8.1.4. Multiple time samples in a single file
CAM’s default history output is a sequence of monthly averaged fields, written with one time sample per file. This restriction is related to the default file naming scheme which uses the string “YYYY-MM” to indicate the year and month of the average contained in the file. However in general it is possible to write multiple time samples in any of the history file streams that don’t contain monthly time intervals. The timestamp in the filename for files with multiple time samples is the one corresponding to the first sample in the file. This timestamp is not adjusted to the interval midpoint for time averaged data.
Note
Prior to CAM7 the first time sample in the first file for all streams except the one with monthly frequency was an “extra” sample representing the initial conditions as modified by the moist physics adjustments. This feature has been turned off by default in CAM7. That allows all files for a stream to contain the same number of valid time samples.

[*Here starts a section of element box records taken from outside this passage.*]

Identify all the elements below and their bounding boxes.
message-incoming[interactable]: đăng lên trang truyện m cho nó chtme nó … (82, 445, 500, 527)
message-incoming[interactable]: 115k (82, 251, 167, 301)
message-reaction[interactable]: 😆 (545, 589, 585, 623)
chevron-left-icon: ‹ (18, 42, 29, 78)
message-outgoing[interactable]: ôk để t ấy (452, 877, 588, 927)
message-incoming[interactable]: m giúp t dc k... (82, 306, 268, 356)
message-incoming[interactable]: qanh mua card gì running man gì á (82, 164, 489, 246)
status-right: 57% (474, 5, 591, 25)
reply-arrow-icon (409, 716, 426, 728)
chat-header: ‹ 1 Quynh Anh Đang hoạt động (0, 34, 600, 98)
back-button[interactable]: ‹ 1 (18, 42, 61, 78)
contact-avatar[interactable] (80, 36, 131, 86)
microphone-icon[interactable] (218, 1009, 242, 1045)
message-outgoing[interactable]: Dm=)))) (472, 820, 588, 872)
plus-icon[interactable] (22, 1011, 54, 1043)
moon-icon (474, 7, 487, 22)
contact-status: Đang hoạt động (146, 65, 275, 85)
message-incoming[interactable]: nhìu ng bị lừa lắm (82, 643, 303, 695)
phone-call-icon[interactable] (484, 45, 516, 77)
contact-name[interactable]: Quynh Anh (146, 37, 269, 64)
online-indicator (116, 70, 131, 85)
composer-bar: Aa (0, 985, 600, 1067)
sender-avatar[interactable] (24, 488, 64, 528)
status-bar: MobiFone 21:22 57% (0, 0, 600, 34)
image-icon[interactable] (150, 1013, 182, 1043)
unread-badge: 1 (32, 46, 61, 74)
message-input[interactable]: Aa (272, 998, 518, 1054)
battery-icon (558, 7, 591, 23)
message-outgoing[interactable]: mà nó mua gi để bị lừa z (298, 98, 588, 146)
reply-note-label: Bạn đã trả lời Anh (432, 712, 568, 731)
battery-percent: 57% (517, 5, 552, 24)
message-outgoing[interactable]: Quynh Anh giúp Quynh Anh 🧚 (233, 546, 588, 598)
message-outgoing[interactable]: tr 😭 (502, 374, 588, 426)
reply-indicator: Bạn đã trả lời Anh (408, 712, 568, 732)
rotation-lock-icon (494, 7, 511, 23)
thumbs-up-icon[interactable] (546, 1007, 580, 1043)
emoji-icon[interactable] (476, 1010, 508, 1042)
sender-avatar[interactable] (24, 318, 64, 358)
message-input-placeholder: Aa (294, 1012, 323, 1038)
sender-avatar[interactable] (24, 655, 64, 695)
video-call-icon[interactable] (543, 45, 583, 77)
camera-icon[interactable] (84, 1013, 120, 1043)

8.2. Analyzing and Visualizing Model Output
The primary resource for visualizing and analyzing history file data is the AMWG Diagnostics Framework (ADF) python package. Another good resource for Python based tools and Jupyter notebooks is the CESM Tutorial – Diagnostics. To manipulate the data and metadata in history files using the command-line, the NCO Operators, which were originally designed to work with CAM’s output, are often the tool that gets the job done most efficiently. For a comprehensive list of software tools for interacting with NetCDF files, view the UNIDATA maintained link Software for Manipulating or Displaying NetCDF Data.
Note
By default all output files are written using the NetCDF “64-bit Data Format (CDF-5)”. This format requires the NetCDF library to be version 4.4.0 or later.